Concurrent exec. of kernel and GPU mem copies

Here there are…

I have a G92 (compute-11) which supports concurrent execution of kernel and device mem copies exposed via streams and Async functions. I have two questions regarding this functionality…

In CUDA 1.1 Release notes says

" Current hardware limits the number of asynchronous memcopies that can
be overlapped with kernel execution. Overlap is also limited to kernels
executing for less than 1 second. These limitations are expected to
improve on future hardware. "

Can someone at NVIDIA say what this number is for G92 cards …
Greater than 1? than 2?

This can be useful for creating roughly as much streams as this number to
maximize the use of this feature or I’m wrong?

Another question:
is possible using this feature and assuming the number stated before is greater than 2 to have a concurrent execution of a mem copy from GPU to CPU and viceversa to maximize the use of the avaiable bidirectional bandwith of PCIExpress bus?..

I.e. can one stream be doing a D2H to the GPU and another a H2D copy simultaneously? And the answer is no is possible to say if it’s a hardware limitation
on the last hardware (Compute 1.1) or a API limitation (in case the afromentioned number before is 1)

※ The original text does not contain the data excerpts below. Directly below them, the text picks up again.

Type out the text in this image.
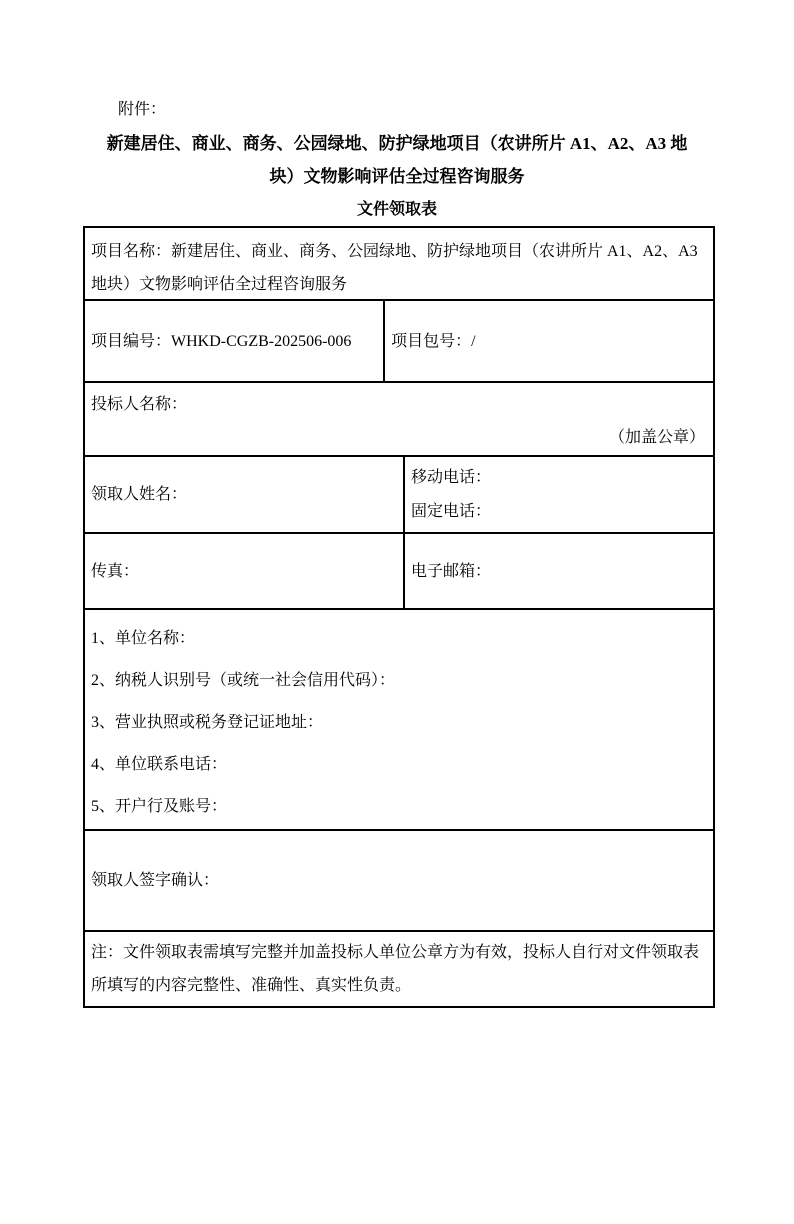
附件：
新建居住、商业、商务、公园绿地、防护绿地项目（农讲所片 A1、A2、A3 地
块）文物影响评估全过程咨询服务
文件领取表
项目名称：新建居住、商业、商务、公园绿地、防护绿地项目（农讲所片 A1、A2、A3 地块）文物影响评估全过程咨询服务
项目编号：WHKD-CGZB-202506-006	项目包号：/
投标人名称：
（加盖公章）
领取人姓名：
移动电话：
固定电话：
传真：	电子邮箱：
1、单位名称：
2、纳税人识别号（或统一社会信用代码）：
3、营业执照或税务登记证地址：
4、单位联系电话：
5、开户行及账号：
领取人签字确认：
注：文件领取表需填写完整并加盖投标人单位公章方为有效，投标人自行对文件领取表所填写的内容完整性、准确性、真实性负责。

I hope someone brings me a clear picture of this technicalities.
Thx in advance.

On G92, you can overlap transfer in one direction (D2H or H2D) and compute.
It is an hardware limitation.

Sorry I have forgotten to make the last question more general.

Is possible to have this feature on compute 1.0 hardware i.e are possible simultaneous D2H and H2D copies on this hardware using a stream for every one and usign Async memcpy?

I hope can bring some speed improvements to Compute 1.0 hardware ( in some problems )by using two streams one with a D2H memcpy to copy results from a just called kernel and another stream with a H2D to copy input data to the next kernel call

I supose this model in Compute 1.1 is possible or no?
Thx.

this is a compute capability 1.1 feature, so no, you cannot do it with 1.0 hardware.

First of all thanks M. Fatica for you fast response.

As I understand compute 1.1 allows simultaneous exec of kernel and memcompies, but

async mem copies (leaving cpu free for other loads…) are supported on compute 1.0 hardware too. My question is what about concurrent mem copies from/to device (specifically interested in concurrent D2H and H2D copy). From Fatica’s answer I understand that it’s not allowed because of hardware limitation (no on 1.0 and no on 1.1 hardware), but I realize that the streams abstraction could theoretically allow for enabled hardware to do this kind of operation (I speculate it’s because the GPU has only “one” DMA’s engine which must be programmed for either D2H or H2D copies).

Yes, the stream abstraction will allow this behavior.
If you use streams in your code now, once the proper hardware is released, it will overlap D2H, H2D and kernel execution.